By Mauricio Segura June 23, 2025

Photo: GBT Graphics
Las Vegas is about to add another showstopper to its already stacked lineup. On June 23, 2025, the Oakland Athletics officially broke ground on their new Las Vegas stadium, marking the final step before the team’s long-anticipated relocation. Dignitaries, former A’s legends, and youth baseball hopefuls filled the stage while bulldozers carved the future of Major League Baseball’s smallest but possibly most stylish ballpark.
Sitting on eight acres of the Tropicana site at the corner of Las Vegas Boulevard and Tropicana Avenue, the stadium is, judging by the renderings, a visual splendor. Inspired by the iconic arches of the Sydney Opera House, its design features overlapping translucent layers that glow at night. The outfield’s enormous fan-facing window frames panoramic views of the famous Strip while cooling systems are tucked beneath seats offering a cool experience for desert baseball viewing.
The stadium will seat 33,000 fans, making it MLB’s smallest venue. Ownership expects completion to align with the 2028 season opener and promises statewide economic impact through new jobs and tourism vitality.
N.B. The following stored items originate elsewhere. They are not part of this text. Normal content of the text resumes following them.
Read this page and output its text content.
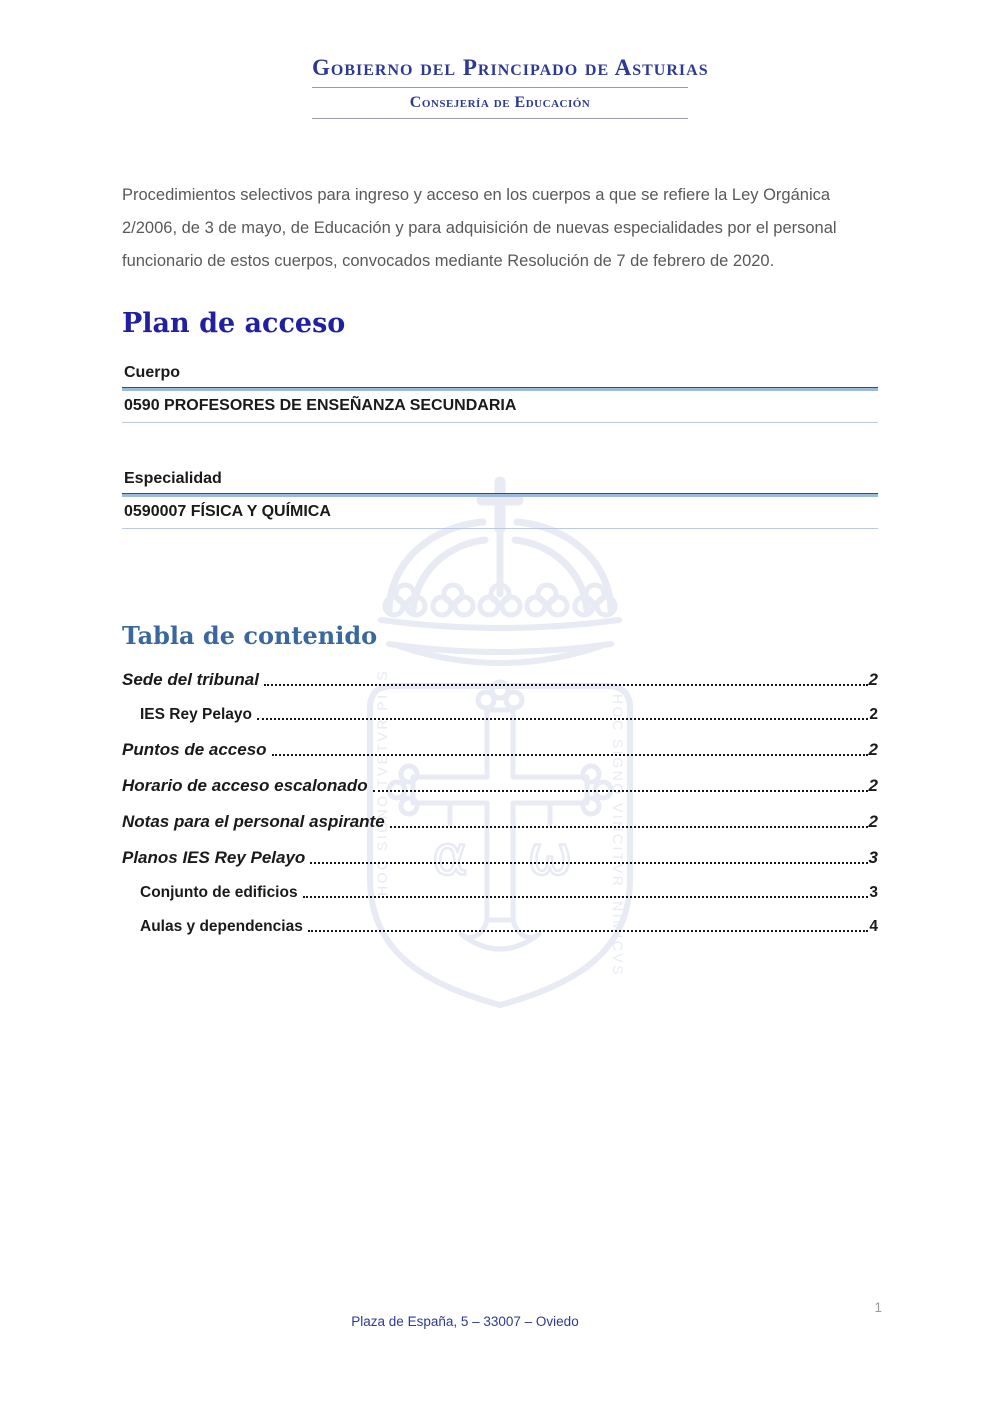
α ω
HOC SIGNO TVETVR PIVS	HOC SIGNO VINCITVR INIMICVS
Gobierno del Principado de Asturias
Consejería de Educación

Procedimientos selectivos para ingreso y acceso en los cuerpos a que se refiere la Ley Orgánica 2/2006, de 3 de mayo, de Educación y para adquisición de nuevas especialidades por el personal funcionario de estos cuerpos, convocados mediante Resolución de 7 de febrero de 2020.

Plan de acceso
Cuerpo
0590 PROFESORES DE ENSEÑANZA SECUNDARIA
Especialidad
0590007 FÍSICA Y QUÍMICA
Tabla de contenido
Sede del tribunal	2
IES Rey Pelayo	2
Puntos de acceso	2
Horario de acceso escalonado	2
Notas para el personal aspirante	2
Planos IES Rey Pelayo	3
Conjunto de edificios	3
Aulas y dependencias	4
Plaza de España, 5 – 33007 – Oviedo
1
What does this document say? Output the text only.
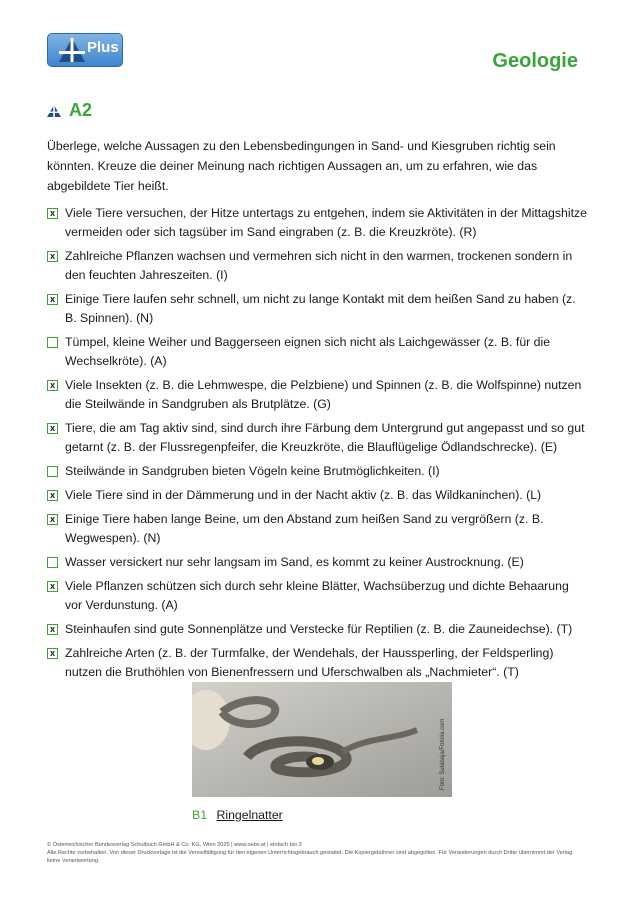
Plus
Geologie
A2
Überlege, welche Aussagen zu den Lebensbedingungen in Sand- und Kiesgruben richtig sein könnten. Kreuze die deiner Meinung nach richtigen Aussagen an, um zu erfahren, wie das abgebildete Tier heißt.
x Viele Tiere versuchen, der Hitze untertags zu entgehen, indem sie Aktivitäten in der Mittagshitze vermeiden oder sich tagsüber im Sand eingraben (z. B. die Kreuzkröte). (R)
x Zahlreiche Pflanzen wachsen und vermehren sich nicht in den warmen, trockenen sondern in den feuchten Jahreszeiten. (I)
x Einige Tiere laufen sehr schnell, um nicht zu lange Kontakt mit dem heißen Sand zu haben (z. B. Spinnen). (N)
Tümpel, kleine Weiher und Baggerseen eignen sich nicht als Laichgewässer (z. B. für die Wechselkröte). (A)
x Viele Insekten (z. B. die Lehmwespe, die Pelzbiene) und Spinnen (z. B. die Wolfspinne) nutzen die Steilwände in Sandgruben als Brutplätze. (G)
x Tiere, die am Tag aktiv sind, sind durch ihre Färbung dem Untergrund gut angepasst und so gut getarnt (z. B. der Flussregenpfeifer, die Kreuzkröte, die Blauflügelige Ödlandschrecke). (E)
Steilwände in Sandgruben bieten Vögeln keine Brutmöglichkeiten. (I)
x Viele Tiere sind in der Dämmerung und in der Nacht aktiv (z. B. das Wildkaninchen). (L)
x Einige Tiere haben lange Beine, um den Abstand zum heißen Sand zu vergrößern (z. B. Wegwespen). (N)
Wasser versickert nur sehr langsam im Sand, es kommt zu keiner Austrocknung. (E)
x Viele Pflanzen schützen sich durch sehr kleine Blätter, Wachsüberzug und dichte Behaarung vor Verdunstung. (A)
x Steinhaufen sind gute Sonnenplätze und Verstecke für Reptilien (z. B. die Zauneidechse). (T)
x Zahlreiche Arten (z. B. der Turmfalke, der Wendehals, der Haussperling, der Feldsperling) nutzen die Bruthöhlen von Bienenfressern und Uferschwalben als „Nachmieter“. (T)
Foto: Sulabaja/Fotolia.com
B1 Ringelnatter
© Österreichischer Bundesverlag Schulbuch GmbH & Co. KG, Wien 2025 | www.oebv.at | einfach bio 3
Alle Rechte vorbehalten. Von dieser Druckvorlage ist die Vervielfältigung für den eigenen Unterrichtsgebrauch gestattet. Die Kopiergebühren sind abgegolten. Für Veränderungen durch Dritte übernimmt der Verlag keine Verantwortung.
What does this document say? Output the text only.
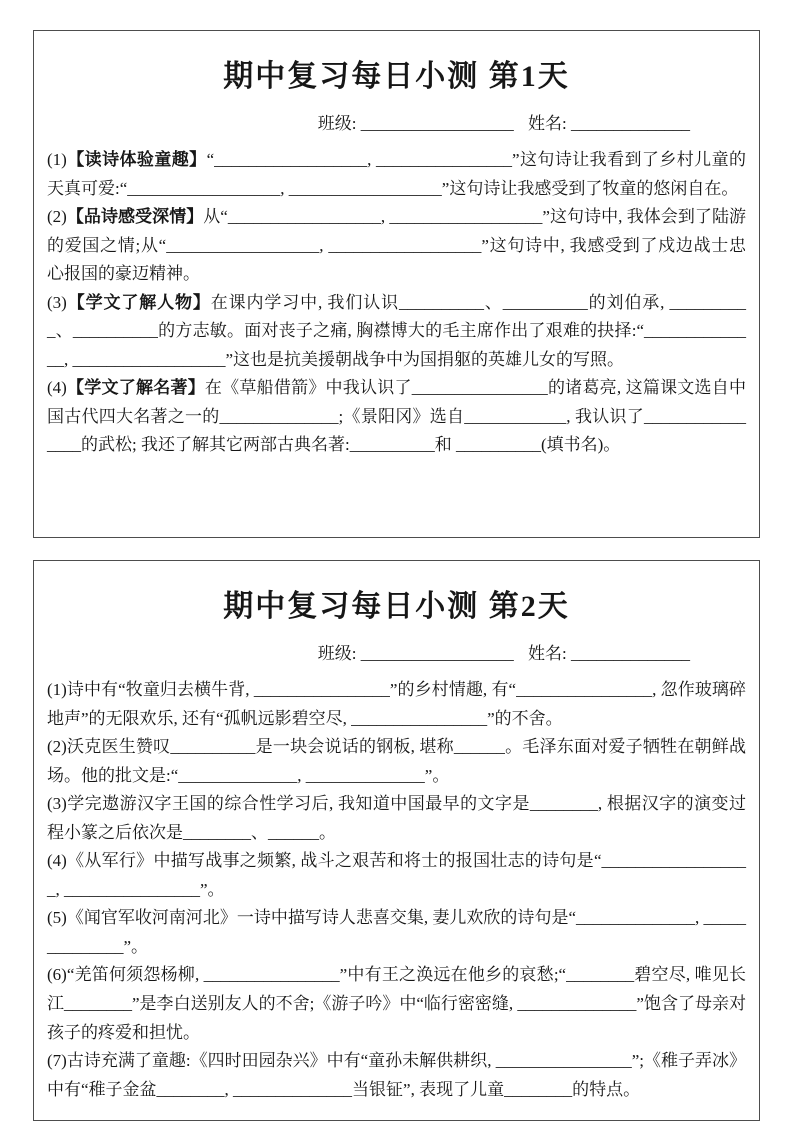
期中复习每日小测 第1天
班级: __________________ 姓名: ______________

(1)【读诗体验童趣】“__________________, ________________”这句诗让我看到了乡村儿童的天真可爱:“__________________, __________________”这句诗让我感受到了牧童的悠闲自在。

(2)【品诗感受深情】从“__________________, __________________”这句诗中, 我体会到了陆游的爱国之情;从“__________________, __________________”这句诗中, 我感受到了戍边战士忠心报国的豪迈精神。

(3)【学文了解人物】在课内学习中, 我们认识__________、__________的刘伯承, __________、__________的方志敏。面对丧子之痛, 胸襟博大的毛主席作出了艰难的抉择:“______________, __________________”这也是抗美援朝战争中为国捐躯的英雄儿女的写照。

(4)【学文了解名著】在《草船借箭》中我认识了________________的诸葛亮, 这篇课文选自中国古代四大名著之一的______________;《景阳冈》选自____________, 我认识了________________的武松; 我还了解其它两部古典名著:__________和 __________(填书名)。

期中复习每日小测 第2天
班级: __________________ 姓名: ______________

(1)诗中有“牧童归去横牛背, ________________”的乡村情趣, 有“________________, 忽作玻璃碎地声”的无限欢乐, 还有“孤帆远影碧空尽, ________________”的不舍。

(2)沃克医生赞叹__________是一块会说话的钢板, 堪称______。毛泽东面对爱子牺牲在朝鲜战场。他的批文是:“______________, ______________”。

(3)学完遨游汉字王国的综合性学习后, 我知道中国最早的文字是________, 根据汉字的演变过程小篆之后依次是________、______。

(4)《从军行》中描写战事之频繁, 战斗之艰苦和将士的报国壮志的诗句是“__________________, ________________”。

(5)《闻官军收河南河北》一诗中描写诗人悲喜交集, 妻儿欢欣的诗句是“______________, ______________”。

(6)“羌笛何须怨杨柳, ________________”中有王之涣远在他乡的哀愁;“________碧空尽, 唯见长江________”是李白送别友人的不舍;《游子吟》中“临行密密缝, ______________”饱含了母亲对孩子的疼爱和担忧。

(7)古诗充满了童趣:《四时田园杂兴》中有“童孙未解供耕织, ________________”;《稚子弄冰》中有“稚子金盆________, ______________当银钲”, 表现了儿童________的特点。
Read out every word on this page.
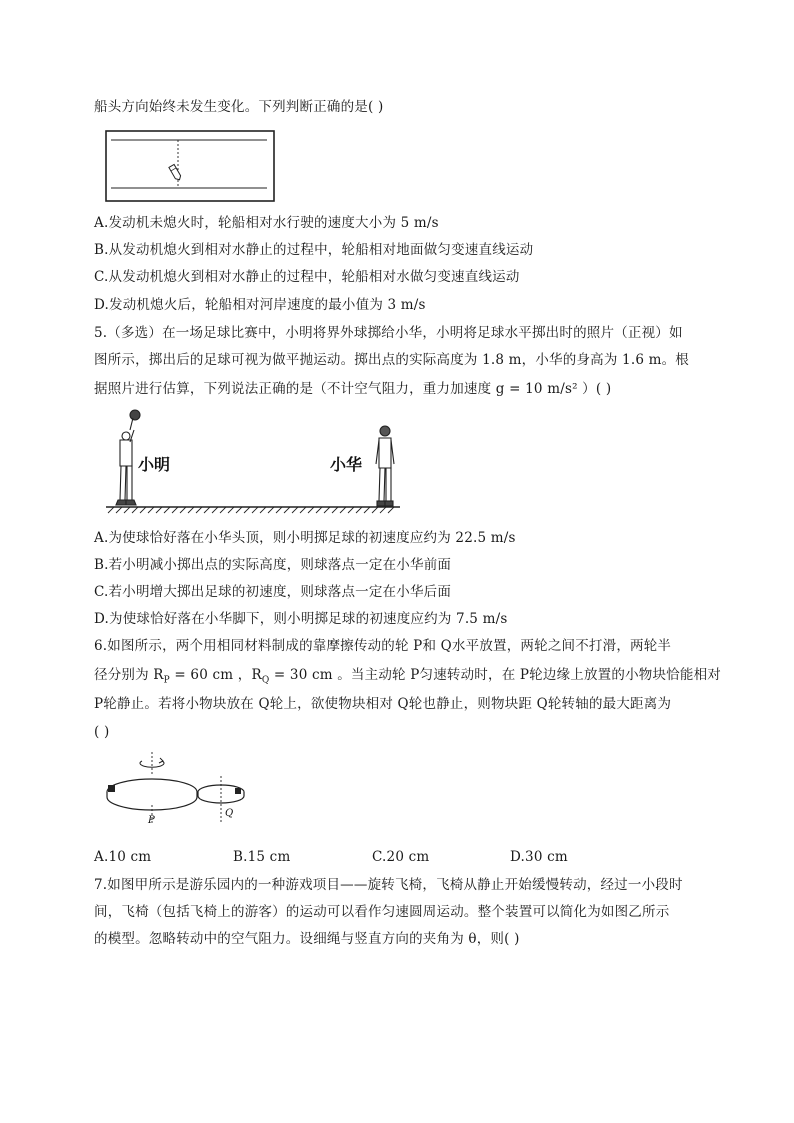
船头方向始终未发生变化。下列判断正确的是( )
A.发动机未熄火时，轮船相对水行驶的速度大小为 5 m/s
B.从发动机熄火到相对水静止的过程中，轮船相对地面做匀变速直线运动
C.从发动机熄火到相对水静止的过程中，轮船相对水做匀变速直线运动
D.发动机熄火后，轮船相对河岸速度的最小值为 3 m/s
5.（多选）在一场足球比赛中，小明将界外球掷给小华，小明将足球水平掷出时的照片（正视）如
图所示，掷出后的足球可视为做平抛运动。掷出点的实际高度为 1.8 m，小华的身高为 1.6 m。根
据照片进行估算，下列说法正确的是（不计空气阻力，重力加速度 g = 10 m/s² ）( )
小明	小华
A.为使球恰好落在小华头顶，则小明掷足球的初速度应约为 22.5 m/s
B.若小明减小掷出点的实际高度，则球落点一定在小华前面
C.若小明增大掷出足球的初速度，则球落点一定在小华后面
D.为使球恰好落在小华脚下，则小明掷足球的初速度应约为 7.5 m/s
6.如图所示，两个用相同材料制成的靠摩擦传动的轮 P和 Q水平放置，两轮之间不打滑，两轮半
径分别为 $R_P = 60$ cm ，$R_Q = 30$ cm 。当主动轮 P匀速转动时，在 P轮边缘上放置的小物块恰能相对
P轮静止。若将小物块放在 Q轮上，欲使物块相对 Q轮也静止，则物块距 Q轮转轴的最大距离为
( )
P
Q
A.10 cm	B.15 cm	C.20 cm	D.30 cm
7.如图甲所示是游乐园内的一种游戏项目——旋转飞椅，飞椅从静止开始缓慢转动，经过一小段时
间，飞椅（包括飞椅上的游客）的运动可以看作匀速圆周运动。整个装置可以简化为如图乙所示
的模型。忽略转动中的空气阻力。设细绳与竖直方向的夹角为 θ，则( )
This move follows the playbook of the Vegas Raiders, who found football gold after uprooting from Oakland in 2020. A’s President Marc Badain, fresh from steering the Raiders’ remodel, is doubling down on success, insisting Las Vegas is an ideal hub thanks to demographics, tourism, and support. MLB Commissioner Rob Manfred agreed, voicing confidence in the project's timing and support from Las Vegas officials.
Financially, the stadium is privately funded by A’s owner John Fisher, now investing around $1.1 billion, along with a $300 million loan from U.S. Bank and Goldman Sachs. Nevada and Clark County are chipping in $380 million in public funds, while key agreements ensure a 30-year lease and guarantees against relocation.
Oakland A's fans are still mourning the final season at the "love it or hate it" Oakland Coliseum. But for now, the team is playing at Sacramento’s Sutter Health Park, home of the Pacific Coast Leagues River Cats (affiliated with the Giants), sporting uniforms that feature both the Tower Bridge and Las Vegas logos, symbols of a painful goodbye to Oakland and enthusiastic hello to Vegas, with Sacramento in limbo somewhere in between.
When the A’s first debuted in Oakland in 1968, a swell of civic pride followed them through four World Series titles and decades of baseball lore. Their departure has hit the Bay Area community hard, with organized reverse boycotts and ongoing debates over ownership responsibility in pushing the move. While it marks an end of an era for many Oakland faithful, the city has suffered setbacks by losing the Raiders and Warriors in recent years. Yet Las Vegas is steadily building its own legacy. Already home to the NHL’s Golden Knights, NFL’s Raiders, and WNBA’s Aces, who recently hoisted championships, Las Vegas is at the precipice of becoming a full-blown major-league destination.
Despite the bittersweet split, this Vegas venture isn’t just about hitting homers under the Strip’s lights. Sporting events drive local commerce in Las Vegas. Ticket sales, parking, hotels, restaurants, and off season uses from Monster Jam to NCAA tournaments are all on the table. The futuristic retractable roof and air-conditioned seating mean baseball won’t melt into mirage. And with the monorail nearby, fans can stop at MGM Grand to toast a foul ball or two.
Can the A’s recapture the magic of their chess club turned dynasty beginnings in Philadelphia or their Oakland identity forged in sweat and grit? Owner Fisher acknowledged it will take time, both in building the stadium and vying for a championship. But he’s optimistic that local kids who cheer today will grow up rallying tomorrow.
From the desert dust of a Tropicana demolition to the construction roar of a domed amphitheater, the Las Vegas version of the Green & Gold is swinging for the fences.